Kendi then continued his point with: "White-supremacist ideology: the toxic blend of racist, sexist, ableist, homophobic, transphobic, Islamophobic, xenophobic, and anti-Semitic ideas that is harmful to all minds, especially the naive and defenseless minds of youth."

"The more that white kids swallow white-supremacist memes—and like and share them—the more they are introduced to troubling and extreme material," Kendi wrote. 'The algorithms for social-media apps and search engines enable this 'slow roll' process,' researchers told Insider. Just like innocently inviting a stranger into a multiplayer game or chat room, innocently liking a 'funny' meme can lead children into a dangerous hole of white-supremacist ideology. While in the hole, youth may be 'groomed' through direct messages that are sent en masse by white supremacists. 'You see 30-somethings talking to 14-year-olds and kind of grooming them for the far-right ideology,' the far-right-extremism researcher Miro Dittrich told Insider," he wrote in The Atlantic.
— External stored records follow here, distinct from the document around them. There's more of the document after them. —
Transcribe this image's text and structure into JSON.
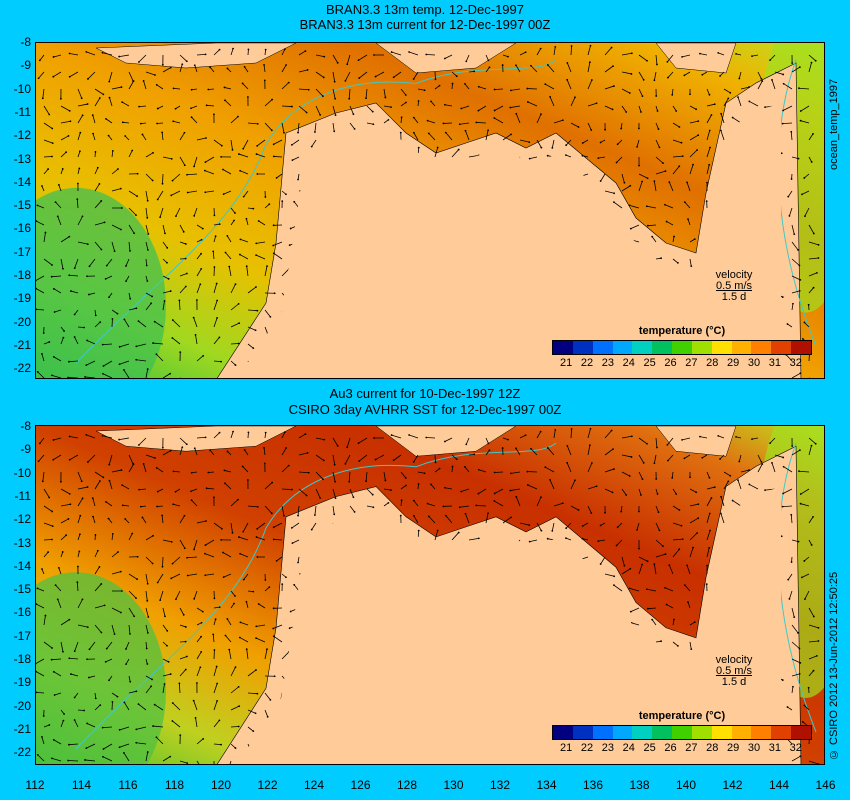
{
  "top_panel": {
    "title_line1": "BRAN3.3 13m temp. 12-Dec-1997",
    "title_line2": "BRAN3.3 13m current for 12-Dec-1997 00Z",
    "side_label": "ocean_temp_1997",
    "velocity_label": "velocity",
    "velocity_speed": "0.5 m/s",
    "velocity_time": "1.5 d"
  },
  "bottom_panel": {
    "title_line1": "Au3 current for 10-Dec-1997 12Z",
    "title_line2": "CSIRO 3day AVHRR SST for 12-Dec-1997 00Z",
    "side_label": "© CSIRO 2012  13-Jun-2012 12:50:25",
    "velocity_label": "velocity",
    "velocity_speed": "0.5 m/s",
    "velocity_time": "1.5 d"
  },
  "legend": {
    "title": "temperature (°C)",
    "ticks": [
      "21",
      "22",
      "23",
      "24",
      "25",
      "26",
      "27",
      "28",
      "29",
      "30",
      "31",
      "32"
    ],
    "colors": [
      "#000080",
      "#0030c0",
      "#0070ff",
      "#00a8ff",
      "#00d0c0",
      "#00c060",
      "#40d000",
      "#a0e000",
      "#ffe000",
      "#ffb000",
      "#ff8000",
      "#e04000",
      "#b01000"
    ]
  },
  "y_ticks": [
    "-8",
    "-9",
    "-10",
    "-11",
    "-12",
    "-13",
    "-14",
    "-15",
    "-16",
    "-17",
    "-18",
    "-19",
    "-20",
    "-21",
    "-22"
  ],
  "x_ticks": [
    "112",
    "114",
    "116",
    "118",
    "120",
    "122",
    "124",
    "126",
    "128",
    "130",
    "132",
    "134",
    "136",
    "138",
    "140",
    "142",
    "144",
    "146"
  ],
  "colors": {
    "background": "#00ccff",
    "land": "#ffcc99",
    "coastline": "#40c8c8"
  }
}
Kendi then goes on to blame online video games for exposing white children to extremist ideology, and then continues, saying that social media is an even worse threat for youngsters. "TikTok's abundance of young users makes it a major recruiting ground for white supremacists," he proposed.

Kendi specifically attacked the recent anti-grooming legislation in Florida, equating it with "conspiracy theories about public schools being overrun by child predators," despite actual evidence of such cases resulting in actual arrests, trials and convictions being rampant.